Он попросил меня помолчать и продолжил страдальчески:
— Для того чтобы столкнуть тяжелое кресло-каталку, необходимо обладать значительной физической силой. Поэтому детей я исключаю. Шиллер был любовником моей жены. Сандерленд показывал мне письма, найденные после смерти Габриэллы. Моя жена была легка на обещания и так же легко их нарушала. У нее и до Шиллера было много мужчин, но каждый из них реагировал на ее характер по-своему. Что, если, к примеру, Шиллер воспринимал не так просто переменчивое поведение Габриэллы? Да, я надеюсь, что, собрав здесь, в удалении от всех, участников тех событий, мне удастся разгадать тайну смерти моей жены.
Было понятно, что он уверен в невиновности своих детей и Эмилии. И Франц Шиллер должен быть виновным, потому что так было удобно думать Николасу. Мне очень хотелось высказать ему все это, но я решила использовать только факты.
— Сэр, не ответите ли вы на один вопрос?
Его улыбка сжала судорогой мое сердце.
— Если смогу. Давайте!
— Лодка была перевернута умышленно?
— Конечно. Шиллер сделал…
— Вы думаете, он сам себя убил?
— О Боже, все так прекрасно сходится и оправдывает Пена.
Я убедила его, что в любом случае Пен невиновен.
С верхнего этажа до нас донеслись хохот, визг и пронзительные крики. Пен и Роза неслись по узким ступеням на второй этаж.

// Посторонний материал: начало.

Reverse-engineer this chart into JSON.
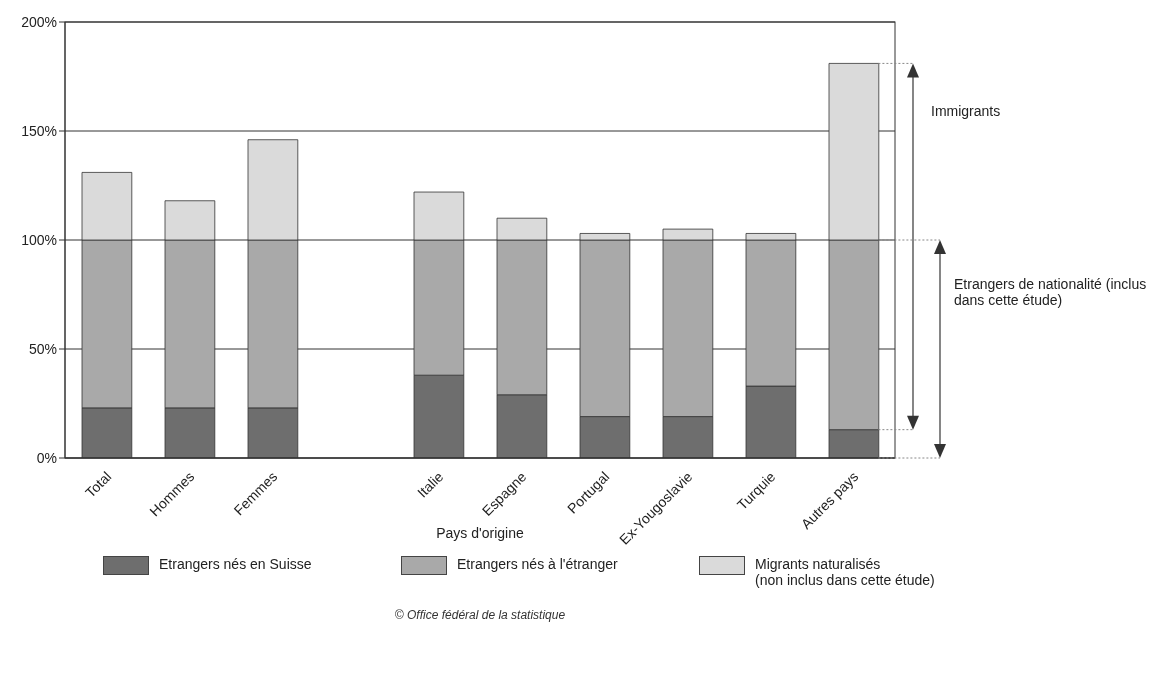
{
  "chart_data": {
    "type": "bar",
    "stacked": true,
    "categories": [
      "Total",
      "Hommes",
      "Femmes",
      null,
      "Italie",
      "Espagne",
      "Portugal",
      "Ex-Yougoslavie",
      "Turquie",
      "Autres pays"
    ],
    "series": [
      {
        "name": "Etrangers nés en Suisse",
        "color": "#6e6e6e",
        "values": [
          23,
          23,
          23,
          null,
          38,
          29,
          19,
          19,
          33,
          13
        ]
      },
      {
        "name": "Etrangers nés à l'étranger",
        "color": "#a9a9a9",
        "values": [
          77,
          77,
          77,
          null,
          62,
          71,
          81,
          81,
          67,
          87
        ]
      },
      {
        "name": "Migrants naturalisés (non inclus dans cette étude)",
        "color": "#dadada",
        "values": [
          31,
          18,
          46,
          null,
          22,
          10,
          3,
          5,
          3,
          81
        ]
      }
    ],
    "xlabel": "Pays d'origine",
    "ylim": [
      0,
      200
    ],
    "yticks": [
      {
        "value": 0,
        "label": "0%"
      },
      {
        "value": 50,
        "label": "50%"
      },
      {
        "value": 100,
        "label": "100%"
      },
      {
        "value": 150,
        "label": "150%"
      },
      {
        "value": 200,
        "label": "200%"
      }
    ],
    "grid": "y",
    "legend": "bottom",
    "annotations": [
      "Immigrants",
      "Etrangers de nationalité (inclus dans cette étude)",
      "© Office fédéral de la statistique"
    ]
  }
}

Николас посмотрел наверх и пробормотал:
— Да, они не имеют никакого отношения к смерти их матери. Никакого!
В это время Эмилия де Саль вышла из своей комнаты. Я быстро распрощалась, чтобы даже не слышать ее противного голоса.
— Мой бедный Ник! — промолвила она. — Ты выглядишь ужасно озабоченным. Не задавай себе так много загадок. Мы вместе выясним, кому отвечать за это злодеяние.
Я не слышала его ответа, но не сомневалась, что моя ненавистница не будет далеко ходить за виновными. Но мне-то какое дело. Она не сможет доказать свои обвинения.
Я поднималась к себе с бьющимся сердцем. Когда я проходила мимо выбеленных камер, у меня по спине пробежали мурашки — совсем как в первый день.
Пен как раз выгнал свою сестру из второй камеры. Я окликнула их, и они буквально замерли на бегу. Они выглядели какими-то встревоженными, причем обменивались между собой многозначительными взглядами, значение которых я не могла разгадать.